ESG criteria to be reviewed

This crisis has also demonstrated the limits of ESG policies, which have been severely shaken by Russia’s aggressive attitude. Indeed, it has put the spotlight back on investors’ legitimate questions about investments in all authoritarian regimes, in addition to Russia, which has rapidly become a pariah subject to an avalanche of sanctions. The question then arises as to what position to take on investments in other countries under the yoke of authoritarian regimes that ignore the human rights that are inseparable from our values. After focusing on the E of environmental and energy issues, ESG management will undoubtedly have to look more closely at the other two letters, in particular societal criteria, and especially respect for universal values.

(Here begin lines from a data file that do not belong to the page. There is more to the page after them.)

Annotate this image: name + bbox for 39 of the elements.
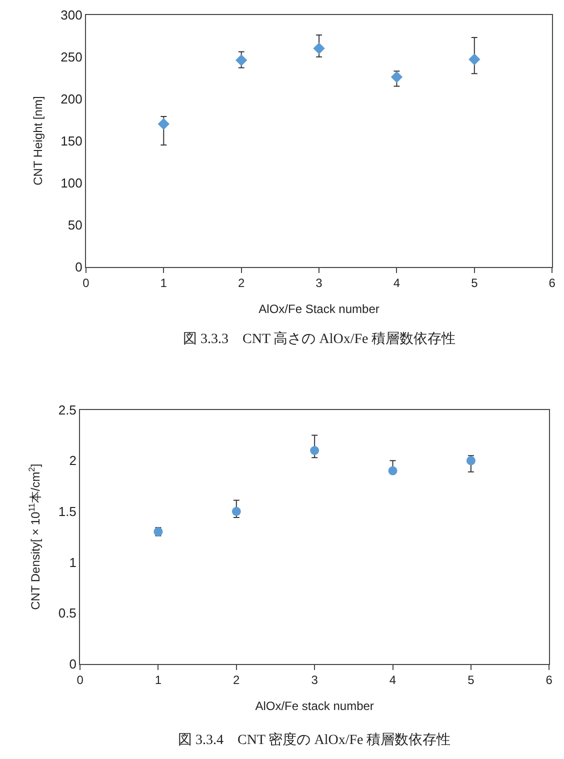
y-tick-label: 0	[69, 656, 76, 672]
y-tick-label: 50	[68, 217, 82, 232]
x-tick-label: 1	[160, 276, 168, 290]
y-tick-label: 100	[60, 175, 82, 190]
point	[388, 466, 398, 476]
y-tick-label: 2.5	[58, 402, 76, 418]
x-tick-label: 2	[238, 276, 245, 290]
x-tick-label: 6	[546, 673, 553, 688]
y-tick-label: 1.5	[58, 504, 76, 519]
point	[235, 54, 248, 66]
y-tick-label: 0.5	[58, 606, 76, 621]
y-tick-label: 250	[60, 49, 82, 64]
x-tick-label: 6	[548, 276, 556, 290]
x-tick-label: 3	[311, 673, 318, 688]
point	[232, 506, 241, 516]
y-tick-label: 150	[60, 133, 82, 148]
y-tick-label: 0	[75, 259, 82, 274]
point	[158, 118, 170, 130]
point	[313, 42, 325, 54]
x-tick-label: 5	[468, 673, 475, 688]
point	[468, 54, 480, 66]
point	[466, 456, 476, 466]
y-tick-label: 200	[60, 91, 82, 106]
x-axis-title: AlOx/Fe stack number	[255, 699, 374, 714]
x-tick-label: 4	[393, 276, 400, 290]
y-tick-label: 300	[60, 7, 82, 22]
x-axis-title: AlOx/Fe Stack number	[258, 302, 380, 316]
caption: 図 3.3.4 CNT 密度の AlOx/Fe 積層数依存性	[178, 732, 451, 748]
y-axis-title: CNT Height [nm]	[30, 96, 45, 186]
x-tick-label: 5	[471, 276, 478, 290]
point	[310, 446, 320, 455]
caption: 図 3.3.3 CNT 高さの AlOx/Fe 積層数依存性	[183, 331, 456, 347]
x-tick-label: 4	[389, 673, 396, 688]
x-tick-label: 2	[233, 673, 240, 688]
y-tick-label: 2	[69, 453, 76, 468]
point	[390, 71, 403, 83]
x-tick-label: 1	[154, 673, 162, 688]
y-tick-label: 1	[69, 554, 76, 570]
x-tick-label: 3	[316, 276, 323, 290]
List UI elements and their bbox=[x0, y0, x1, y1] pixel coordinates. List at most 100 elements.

Passive investment shows its limits

In this new environment, the contours of which are still fluid and the consequences of which are not yet clear, agility and selectivity should become key values for all investors. Gone are the blessed days when buying an index product was enough to perform! Indeed, as the largest listed companies have largely benefited from globalisation and therefore dominated the market over the last 10 years, passive strategies have gradually become the darling of the markets. Today, it is very likely that this magic recipe has run its course and that investors will be forced in the future to be more discerning in their investment strategies. Although passive investing has long offered a satisfactory solution at a lower cost, it lacks by definition selectivity and judgement, whether on the impact of the new world order on the profitability of the former winners of globalisation or on the ESG criteria that these large groups apply in authoritarian regimes.

The necessary return of selectivity

Indeed, passive investing is essentially based on the idea that investing in any index is more profitable and less expensive than using active strategies. Admittedly, as many active investment houses have consistently underperformed their benchmark, this assumption of lower cost investing seemed to be validated by experience. While the bias of studies that confirm this (selection, size and style bias) can be widely discussed, this is not the point here. On the other hand, in the future, with the emergence of a more fragmented, and therefore less globalised, world, it will be much more difficult to succeed in applying such an indiscriminate strategy, focused on the largest listed companies. This is likely to be true both for the performance of different strategies and for the governance criteria that investors now want to see applied to the selection of stocks in their portfolios.

After a long period of almost unhealthy obsession with management costs rather than performance net of fees, we could well see fundamental research and active investment based on real choices regain a lustre that has been tarnished for some years. In a way, it would be a return to true values – in every sense of the word!